If you're building agent commerce flows or high-frequency task pipelines: The April commerce agent work is adjacent to this — agents operating autonomously over long periods with real stakes. Dreaming is directly relevant there. Memory that accumulates without cleanup is an operational risk when the agent is making real decisions.
How to get access
It's a research preview, so you need to request access through Anthropic's form. Both beta headers — managed-agents-2026-04-01 and dreaming-2026-04-21 — are required. During the preview, only claude-opus-4-7 and claude-sonnet-4-6 are supported for running the dreaming pipeline itself.
Billing is at standard token rates for whichever model you pick. Anthropic's own note: cost scales roughly linearly with the number and length of input sessions. Start small — a batch of 10-15 sessions — before you run 100 at once.
The thing about dreams is it solves a problem that most agent builders have quietly been managing by hand. The production workaround has usually been: periodically review your memory store manually, delete the garbage, rewrite the contradictions. That works when you have one agent. It doesn't scale.

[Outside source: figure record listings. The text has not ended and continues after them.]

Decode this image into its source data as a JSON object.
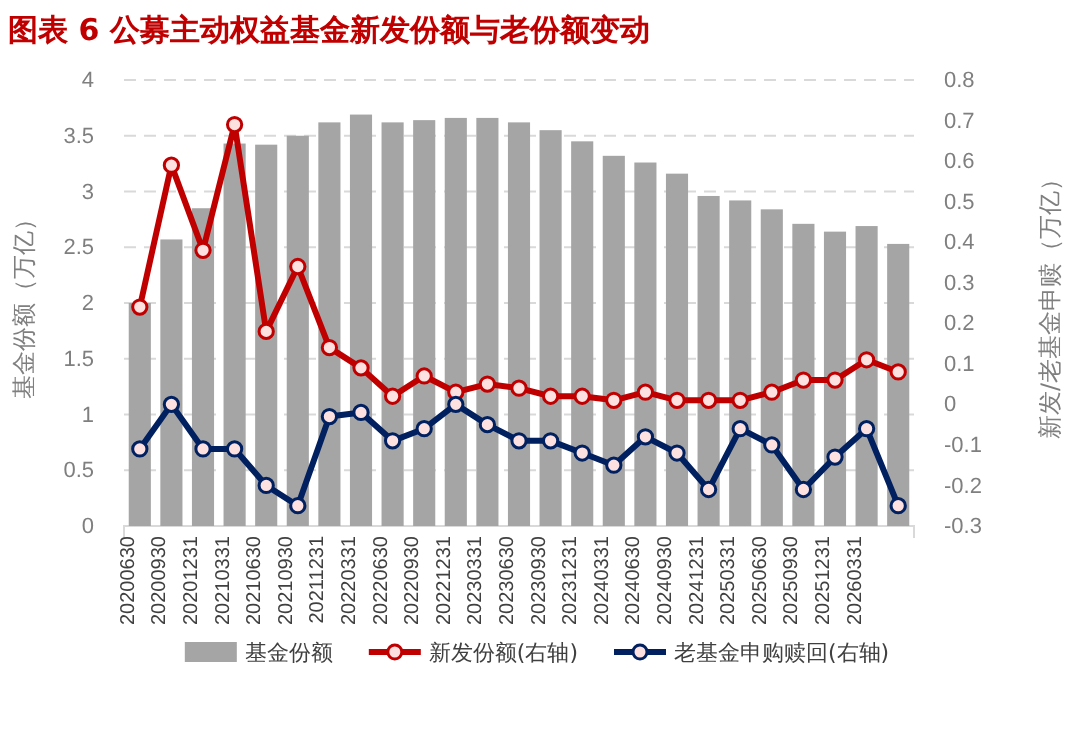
{
  "chart_data": {
    "type": "bar",
    "title": "图表 6 公募主动权益基金新发份额与老份额变动",
    "ylabel": "基金份额（万亿）",
    "y2label": "新发/老基金申赎（万亿）",
    "categories": [
      "20200630",
      "20200930",
      "20201231",
      "20210331",
      "20210630",
      "20210930",
      "20211231",
      "20220331",
      "20220630",
      "20220930",
      "20221231",
      "20230331",
      "20230630",
      "20230930",
      "20231231",
      "20240331",
      "20240630",
      "20240930",
      "20241231",
      "20250331",
      "20250630",
      "20250930",
      "20251231",
      "20260331",
      null
    ],
    "series": [
      {
        "name": "基金份额",
        "color": "#a5a5a5",
        "values": [
          2.0,
          2.57,
          2.85,
          3.43,
          3.42,
          3.5,
          3.62,
          3.69,
          3.62,
          3.64,
          3.66,
          3.66,
          3.62,
          3.55,
          3.45,
          3.32,
          3.26,
          3.16,
          2.96,
          2.92,
          2.84,
          2.71,
          2.64,
          2.69,
          2.53
        ]
      },
      {
        "name": "新发份额(右轴)",
        "type": "line",
        "axis": "y2",
        "color": "#c00000",
        "values": [
          0.24,
          0.59,
          0.38,
          0.69,
          0.18,
          0.34,
          0.14,
          0.09,
          0.02,
          0.07,
          0.03,
          0.05,
          0.04,
          0.02,
          0.02,
          0.01,
          0.03,
          0.01,
          0.01,
          0.01,
          0.03,
          0.06,
          0.06,
          0.11,
          0.08
        ]
      },
      {
        "name": "老基金申购赎回(右轴)",
        "type": "line",
        "axis": "y2",
        "color": "#002060",
        "values": [
          -0.11,
          0.0,
          -0.11,
          -0.11,
          -0.2,
          -0.25,
          -0.03,
          -0.02,
          -0.09,
          -0.06,
          0.0,
          -0.05,
          -0.09,
          -0.09,
          -0.12,
          -0.15,
          -0.08,
          -0.12,
          -0.21,
          -0.06,
          -0.1,
          -0.21,
          -0.13,
          -0.06,
          -0.25
        ]
      }
    ],
    "ylim": [
      0,
      4
    ],
    "yticks": [
      0,
      0.5,
      1,
      1.5,
      2,
      2.5,
      3,
      3.5,
      4
    ],
    "y2lim": [
      -0.3,
      0.8
    ],
    "y2ticks": [
      -0.3,
      -0.2,
      -0.1,
      0,
      0.1,
      0.2,
      0.3,
      0.4,
      0.5,
      0.6,
      0.7,
      0.8
    ],
    "grid": "y",
    "legend": "bottom",
    "marker": "circle",
    "line_style": "solid"
  }
}
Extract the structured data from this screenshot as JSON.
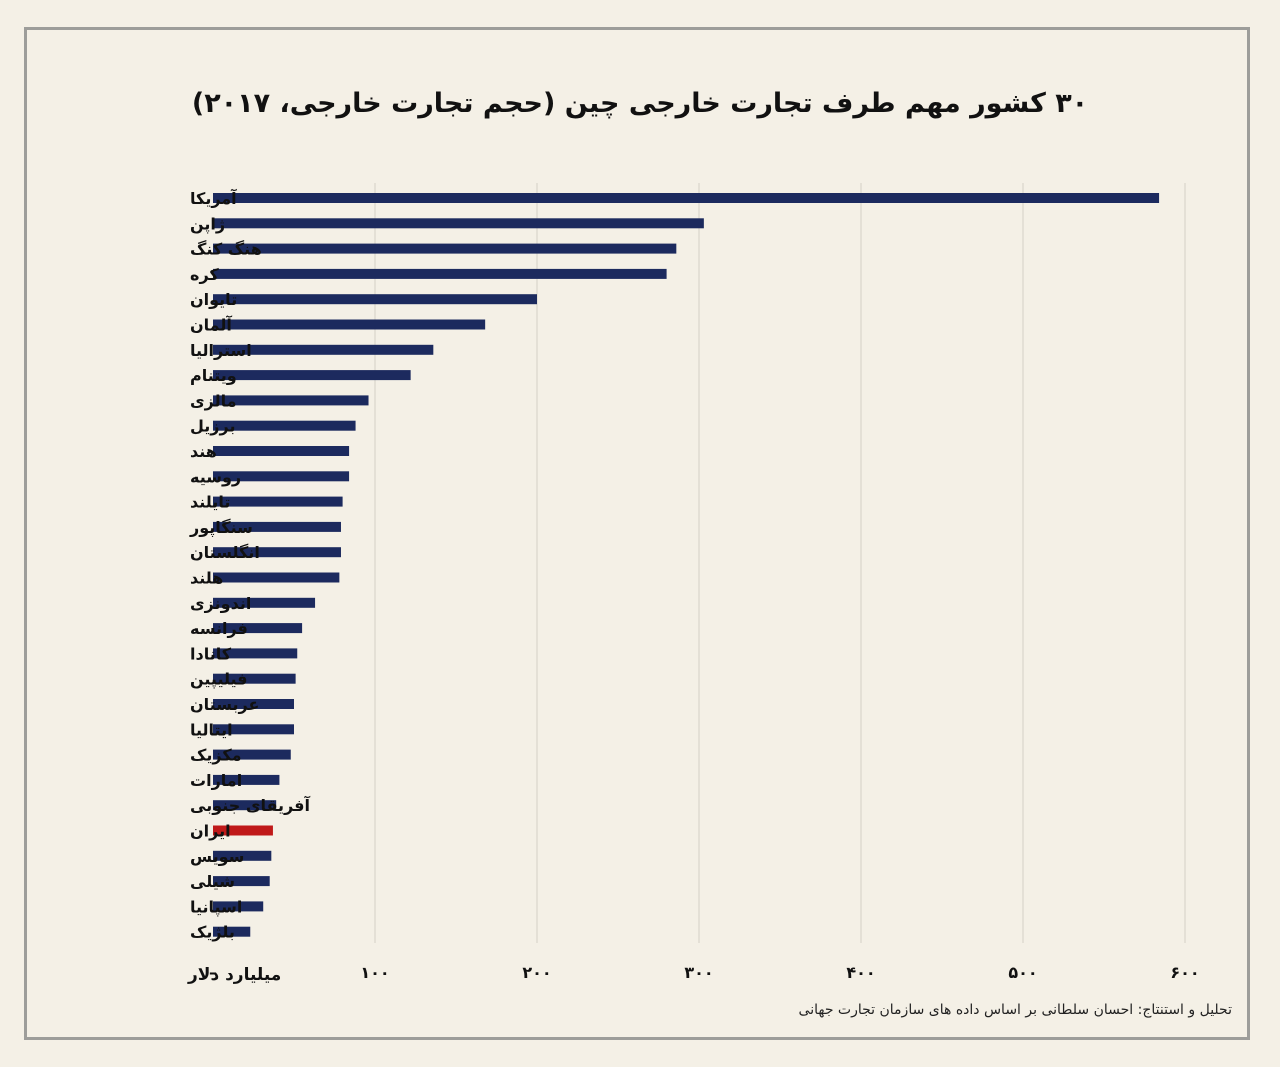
{
  "chart_data": {
    "type": "bar",
    "orientation": "horizontal",
    "title": "۳۰ کشور مهم طرف تجارت خارجی چین (حجم تجارت خارجی، ۲۰۱۷)",
    "xlabel": "میلیارد دلار",
    "xlim": [
      0,
      600
    ],
    "xticks": [
      0,
      100,
      200,
      300,
      400,
      500,
      600
    ],
    "xtick_labels": [
      "–",
      "۱۰۰",
      "۲۰۰",
      "۳۰۰",
      "۴۰۰",
      "۵۰۰",
      "۶۰۰"
    ],
    "grid": "vertical",
    "categories": [
      "آمریکا",
      "ژاپن",
      "هنگ کنگ",
      "کره",
      "تایوان",
      "آلمان",
      "استرالیا",
      "ویتنام",
      "مالزی",
      "برزیل",
      "هند",
      "روسیه",
      "تایلند",
      "سنگاپور",
      "انگلستان",
      "هلند",
      "اندونزی",
      "فرانسه",
      "کانادا",
      "فیلیپین",
      "عربستان",
      "ایتالیا",
      "مکزیک",
      "امارات",
      "آفریقای جنوبی",
      "ایران",
      "سویس",
      "شیلی",
      "اسپانیا",
      "بلژیک"
    ],
    "values": [
      584,
      303,
      286,
      280,
      200,
      168,
      136,
      122,
      96,
      88,
      84,
      84,
      80,
      79,
      79,
      78,
      63,
      55,
      52,
      51,
      50,
      50,
      48,
      41,
      39,
      37,
      36,
      35,
      31,
      23
    ],
    "colors": {
      "default": "#1c2a5e",
      "highlight": "#c01919",
      "highlight_category": "ایران",
      "grid": "#d3cfc6",
      "text": "#111111"
    }
  },
  "source": {
    "line1": "تحلیل و استنتاج: احسان سلطانی بر اساس داده های سازمان تجارت جهانی",
    "line2": ""
  }
}
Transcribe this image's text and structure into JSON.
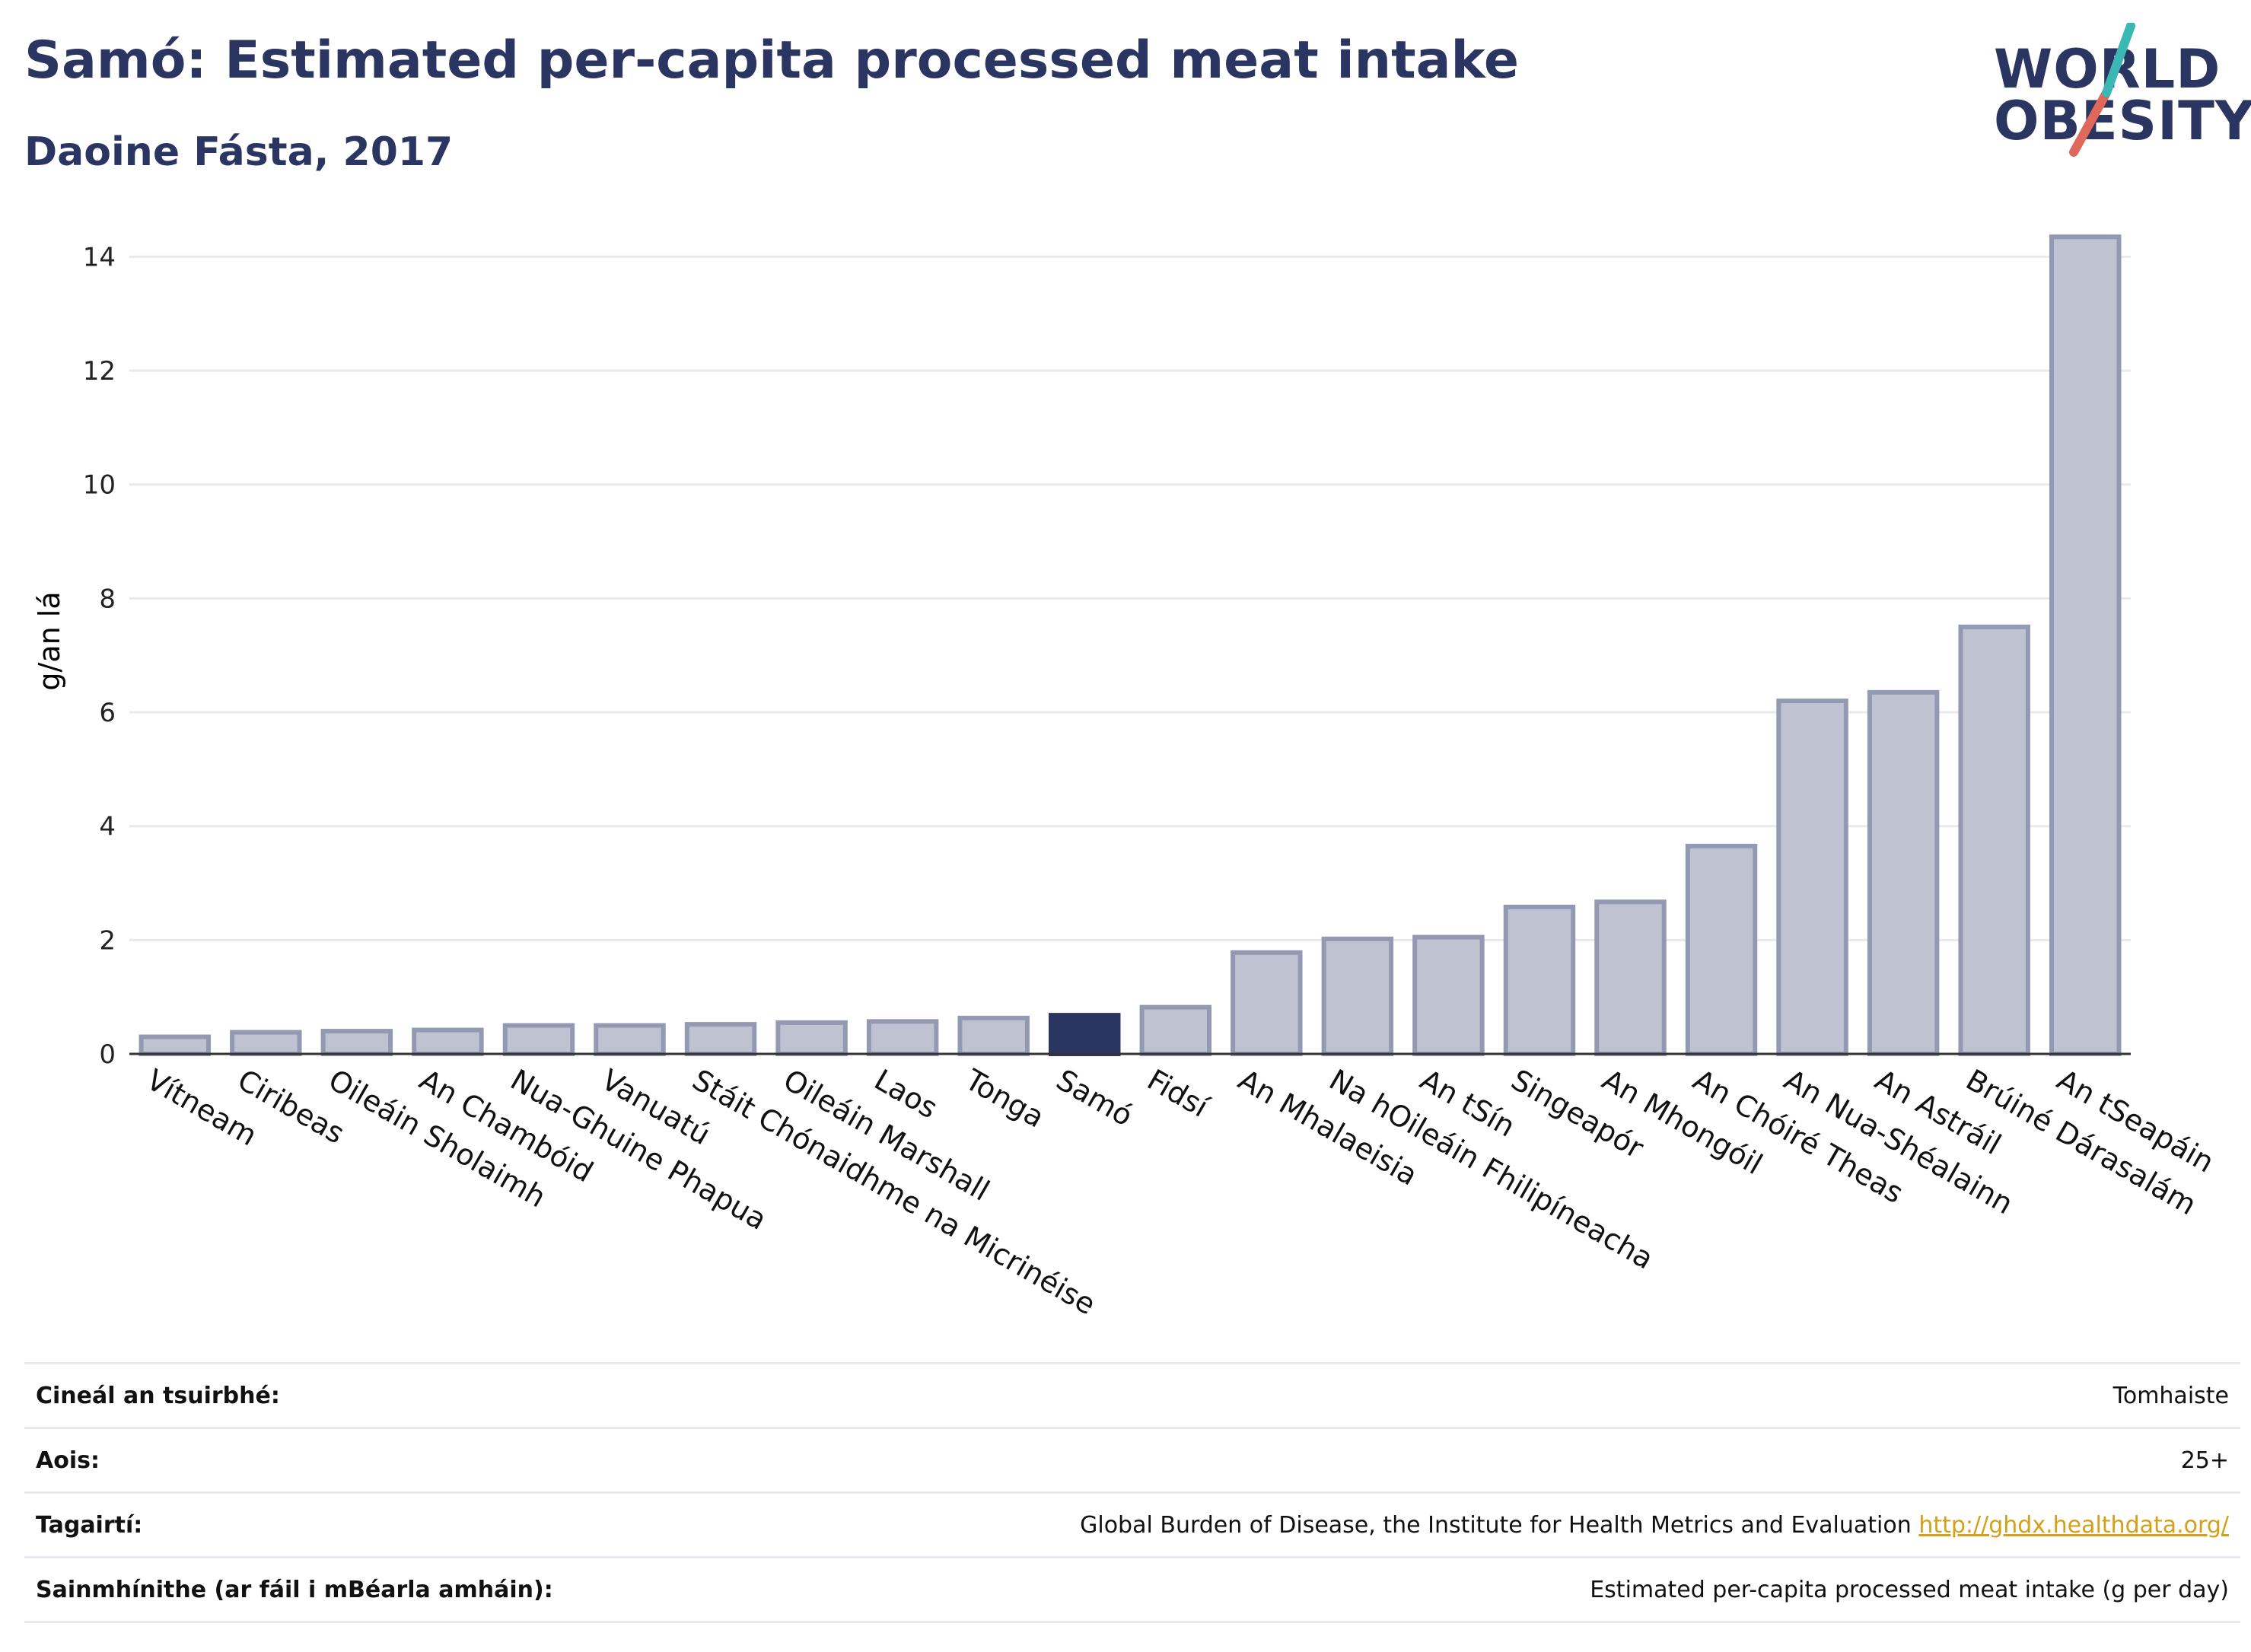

An async cleanup pipeline that runs against your own session history is the right abstraction. The design decisions — non-destructive output, observable pipeline, configurable focus — are the kind of thing you want to see in a beta API. They suggest Anthropic actually thought about how developers would use this in production, not just how it would look in a demo.
I'll follow up once I've had time to run it against a real agent workload. For now: if you're on Claude Managed Agents, get on the access list.